Anda cinta tempat itu.

Begitulah yang dirasakan Paulus tentang Surga.

Dia merindukannya.

Itulah mengapa ia bisa berkata,
"Aku didesak dari dua pihak: aku ingin pergi dan diam bersama-sama dengan Kristus--itu memang jauh lebih baik; (Filipi 1:23).

Saat ini, Paulus ada di Surga.

Di satu masa dalam hidupnya
- kita tidak tahu kapan tepatnya-ia dibunuh dan diangkat ke Surga tingkat yang ke tiga.

Ia menulis dalam 2 Korintus 12
bahwa "ia tiba-tiba diangkat ke Firdaus dan ia mendengar kata-kata yang tak terkatakan, yang tidak boleh diucapkan manusia (ayat 4).

Setelah merasakan pengalaman mendengar dan melihat pemandangan Surga, ketika kembali ke bumi, Paulus merasa rindu dengan Rumah (Surga).

Bukan berarti Paulus ingin mati, yang ia tahu ialah jika dia mati, itu artinya sebuah promosi buatnya.

Ketika Paulus mengatakan bahwa ia ingin pergi dan diam bersama-sama dengan Kristus--itu memang jauh lebih baik;

kata pergi yang ia pakai di sini cukup menarik.

Jika diterjemahkan dari bahasa Yunani, itu artinya

"merapihkan kemah.

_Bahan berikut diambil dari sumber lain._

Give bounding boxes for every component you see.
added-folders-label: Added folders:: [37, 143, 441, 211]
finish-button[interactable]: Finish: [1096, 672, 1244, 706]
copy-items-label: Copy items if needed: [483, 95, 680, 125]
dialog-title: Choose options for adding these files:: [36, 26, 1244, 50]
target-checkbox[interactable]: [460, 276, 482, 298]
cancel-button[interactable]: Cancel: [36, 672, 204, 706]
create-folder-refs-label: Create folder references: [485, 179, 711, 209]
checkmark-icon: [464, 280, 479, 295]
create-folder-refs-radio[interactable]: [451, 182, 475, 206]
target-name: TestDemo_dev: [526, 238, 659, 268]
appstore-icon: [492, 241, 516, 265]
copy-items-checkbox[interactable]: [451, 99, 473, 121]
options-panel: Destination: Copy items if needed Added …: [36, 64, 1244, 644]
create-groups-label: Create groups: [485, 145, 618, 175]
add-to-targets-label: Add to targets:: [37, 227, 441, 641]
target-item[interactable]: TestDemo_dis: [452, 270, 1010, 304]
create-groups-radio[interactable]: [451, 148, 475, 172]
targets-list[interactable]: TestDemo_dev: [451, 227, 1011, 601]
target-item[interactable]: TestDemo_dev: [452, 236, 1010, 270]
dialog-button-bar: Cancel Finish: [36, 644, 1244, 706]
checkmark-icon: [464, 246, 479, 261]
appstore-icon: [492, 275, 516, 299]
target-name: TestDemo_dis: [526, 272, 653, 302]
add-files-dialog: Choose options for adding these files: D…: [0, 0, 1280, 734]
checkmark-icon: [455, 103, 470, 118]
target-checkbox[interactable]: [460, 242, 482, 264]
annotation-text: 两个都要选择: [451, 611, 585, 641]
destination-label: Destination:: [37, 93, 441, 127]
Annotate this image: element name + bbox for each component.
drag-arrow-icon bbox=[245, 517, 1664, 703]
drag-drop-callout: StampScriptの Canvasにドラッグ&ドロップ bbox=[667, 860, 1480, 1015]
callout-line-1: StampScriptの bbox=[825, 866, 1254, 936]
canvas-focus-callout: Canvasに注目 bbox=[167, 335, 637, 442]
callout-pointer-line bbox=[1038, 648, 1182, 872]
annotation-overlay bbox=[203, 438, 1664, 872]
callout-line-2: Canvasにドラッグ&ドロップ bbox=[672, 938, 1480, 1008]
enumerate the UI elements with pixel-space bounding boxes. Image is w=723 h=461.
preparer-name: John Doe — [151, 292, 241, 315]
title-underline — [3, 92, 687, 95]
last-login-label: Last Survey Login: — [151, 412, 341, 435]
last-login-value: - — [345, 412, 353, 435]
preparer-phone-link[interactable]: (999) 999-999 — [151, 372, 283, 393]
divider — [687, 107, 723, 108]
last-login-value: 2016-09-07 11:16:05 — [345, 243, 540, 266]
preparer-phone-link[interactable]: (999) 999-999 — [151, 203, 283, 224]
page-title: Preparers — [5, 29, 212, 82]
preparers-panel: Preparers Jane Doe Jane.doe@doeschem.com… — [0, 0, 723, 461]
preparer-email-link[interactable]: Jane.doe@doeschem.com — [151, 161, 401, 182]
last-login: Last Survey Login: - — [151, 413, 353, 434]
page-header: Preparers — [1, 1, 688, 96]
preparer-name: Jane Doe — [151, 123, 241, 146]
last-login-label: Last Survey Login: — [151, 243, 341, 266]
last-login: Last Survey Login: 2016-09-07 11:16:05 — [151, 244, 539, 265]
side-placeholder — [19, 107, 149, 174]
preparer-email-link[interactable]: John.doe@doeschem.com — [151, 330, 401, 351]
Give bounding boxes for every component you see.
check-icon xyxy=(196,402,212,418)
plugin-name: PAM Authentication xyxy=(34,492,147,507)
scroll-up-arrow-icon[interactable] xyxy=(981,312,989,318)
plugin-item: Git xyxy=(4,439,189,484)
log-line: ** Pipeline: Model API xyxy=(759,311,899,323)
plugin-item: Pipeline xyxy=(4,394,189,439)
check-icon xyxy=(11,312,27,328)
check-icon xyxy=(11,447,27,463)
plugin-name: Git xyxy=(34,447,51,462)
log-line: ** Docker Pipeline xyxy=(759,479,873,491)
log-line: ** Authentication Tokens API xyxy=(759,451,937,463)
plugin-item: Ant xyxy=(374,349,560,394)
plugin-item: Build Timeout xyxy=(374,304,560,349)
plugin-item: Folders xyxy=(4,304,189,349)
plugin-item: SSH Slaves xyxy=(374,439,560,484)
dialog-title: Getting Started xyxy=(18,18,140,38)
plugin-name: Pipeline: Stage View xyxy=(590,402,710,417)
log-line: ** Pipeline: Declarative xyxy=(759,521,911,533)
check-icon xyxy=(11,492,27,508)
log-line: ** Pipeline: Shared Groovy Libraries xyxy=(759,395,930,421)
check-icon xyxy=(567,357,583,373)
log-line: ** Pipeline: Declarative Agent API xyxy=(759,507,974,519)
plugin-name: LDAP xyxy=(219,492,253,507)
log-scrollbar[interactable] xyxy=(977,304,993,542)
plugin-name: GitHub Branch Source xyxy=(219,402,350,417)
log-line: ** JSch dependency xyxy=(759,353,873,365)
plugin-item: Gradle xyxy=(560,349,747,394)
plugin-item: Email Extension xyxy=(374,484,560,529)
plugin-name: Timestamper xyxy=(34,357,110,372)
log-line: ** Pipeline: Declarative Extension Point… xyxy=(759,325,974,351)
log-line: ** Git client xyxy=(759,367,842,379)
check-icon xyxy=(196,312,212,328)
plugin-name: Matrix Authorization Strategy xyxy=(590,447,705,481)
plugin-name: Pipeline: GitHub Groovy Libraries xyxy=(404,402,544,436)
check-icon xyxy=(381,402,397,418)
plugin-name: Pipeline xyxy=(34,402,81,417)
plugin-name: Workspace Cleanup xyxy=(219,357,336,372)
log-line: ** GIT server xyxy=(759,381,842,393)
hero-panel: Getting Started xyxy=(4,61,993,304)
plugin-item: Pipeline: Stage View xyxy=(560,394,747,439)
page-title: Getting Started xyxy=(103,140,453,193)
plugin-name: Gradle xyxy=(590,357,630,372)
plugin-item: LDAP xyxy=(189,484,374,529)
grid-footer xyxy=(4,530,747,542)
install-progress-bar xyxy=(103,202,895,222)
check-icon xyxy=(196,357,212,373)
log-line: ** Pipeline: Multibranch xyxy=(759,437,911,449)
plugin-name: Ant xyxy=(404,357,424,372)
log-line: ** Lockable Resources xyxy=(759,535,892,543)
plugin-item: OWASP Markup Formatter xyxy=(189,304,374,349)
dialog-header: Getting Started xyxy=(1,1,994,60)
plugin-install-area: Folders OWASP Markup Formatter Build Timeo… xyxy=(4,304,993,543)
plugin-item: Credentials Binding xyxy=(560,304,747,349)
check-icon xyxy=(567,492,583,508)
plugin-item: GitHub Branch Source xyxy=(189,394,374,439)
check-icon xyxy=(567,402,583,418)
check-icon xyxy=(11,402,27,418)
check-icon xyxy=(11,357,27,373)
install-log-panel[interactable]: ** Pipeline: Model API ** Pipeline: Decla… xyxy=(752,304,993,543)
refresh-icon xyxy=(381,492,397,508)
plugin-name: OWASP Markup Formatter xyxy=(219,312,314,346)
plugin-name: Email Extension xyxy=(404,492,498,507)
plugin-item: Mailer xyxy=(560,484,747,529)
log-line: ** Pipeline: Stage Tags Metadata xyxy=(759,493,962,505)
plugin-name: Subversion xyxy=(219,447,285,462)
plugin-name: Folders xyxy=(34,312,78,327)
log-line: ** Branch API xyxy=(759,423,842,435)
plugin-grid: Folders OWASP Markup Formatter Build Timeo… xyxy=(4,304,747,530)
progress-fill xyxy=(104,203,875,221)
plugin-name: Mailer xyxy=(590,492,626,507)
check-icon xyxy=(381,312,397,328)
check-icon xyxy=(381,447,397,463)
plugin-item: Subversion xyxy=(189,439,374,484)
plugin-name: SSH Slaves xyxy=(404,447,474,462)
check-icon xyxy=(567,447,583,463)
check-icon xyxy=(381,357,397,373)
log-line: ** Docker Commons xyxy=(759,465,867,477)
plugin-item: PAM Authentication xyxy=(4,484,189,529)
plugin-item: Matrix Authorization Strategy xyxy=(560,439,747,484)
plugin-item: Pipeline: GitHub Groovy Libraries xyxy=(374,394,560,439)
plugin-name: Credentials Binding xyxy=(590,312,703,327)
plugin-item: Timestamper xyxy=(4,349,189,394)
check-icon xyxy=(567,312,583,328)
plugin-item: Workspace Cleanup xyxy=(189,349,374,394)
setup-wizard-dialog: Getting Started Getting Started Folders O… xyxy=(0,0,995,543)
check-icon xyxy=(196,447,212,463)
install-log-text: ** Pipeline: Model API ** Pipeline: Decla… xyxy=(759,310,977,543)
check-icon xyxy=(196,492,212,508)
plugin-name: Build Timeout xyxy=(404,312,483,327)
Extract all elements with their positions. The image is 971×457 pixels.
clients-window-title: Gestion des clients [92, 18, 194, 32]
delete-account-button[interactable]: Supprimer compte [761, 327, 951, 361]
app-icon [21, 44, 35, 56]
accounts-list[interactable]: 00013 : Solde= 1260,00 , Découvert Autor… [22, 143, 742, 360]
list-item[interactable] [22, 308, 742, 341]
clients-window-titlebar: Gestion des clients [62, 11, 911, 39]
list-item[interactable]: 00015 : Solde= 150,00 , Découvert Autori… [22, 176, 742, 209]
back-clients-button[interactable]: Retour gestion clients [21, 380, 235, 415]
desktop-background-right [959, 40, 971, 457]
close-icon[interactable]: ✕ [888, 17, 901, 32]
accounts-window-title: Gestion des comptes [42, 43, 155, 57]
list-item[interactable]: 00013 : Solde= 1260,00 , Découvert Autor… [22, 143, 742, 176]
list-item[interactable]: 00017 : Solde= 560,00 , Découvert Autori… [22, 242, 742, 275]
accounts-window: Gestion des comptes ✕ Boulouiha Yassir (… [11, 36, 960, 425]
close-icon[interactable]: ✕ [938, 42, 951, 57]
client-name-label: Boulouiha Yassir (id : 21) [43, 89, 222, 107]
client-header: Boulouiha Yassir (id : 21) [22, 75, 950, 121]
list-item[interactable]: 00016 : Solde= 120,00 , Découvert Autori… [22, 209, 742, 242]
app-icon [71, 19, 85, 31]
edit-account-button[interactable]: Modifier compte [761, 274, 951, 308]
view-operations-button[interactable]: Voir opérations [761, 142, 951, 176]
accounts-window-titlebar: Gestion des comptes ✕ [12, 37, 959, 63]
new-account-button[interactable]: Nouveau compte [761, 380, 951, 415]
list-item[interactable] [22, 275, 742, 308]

Artinya, sudah waktunya pulang.

Di banyak kesempatan,

Alkitab mengibaratkan tubuh manusia dengan sebuah kemah.

Dan satu hal yang kita tahu tentang kemah atau tenda adalah benda ini tidak dibuat untuk bertahan lama, tidak dipakai untuk jangka waktu yang panjang.

Jadi mengapa Paulus mengatakan jika kematian itu jauh lebih baik?

Itu karena ia sudah merasakan pindah dari sebuah tenda ke sebuah rumah mewah.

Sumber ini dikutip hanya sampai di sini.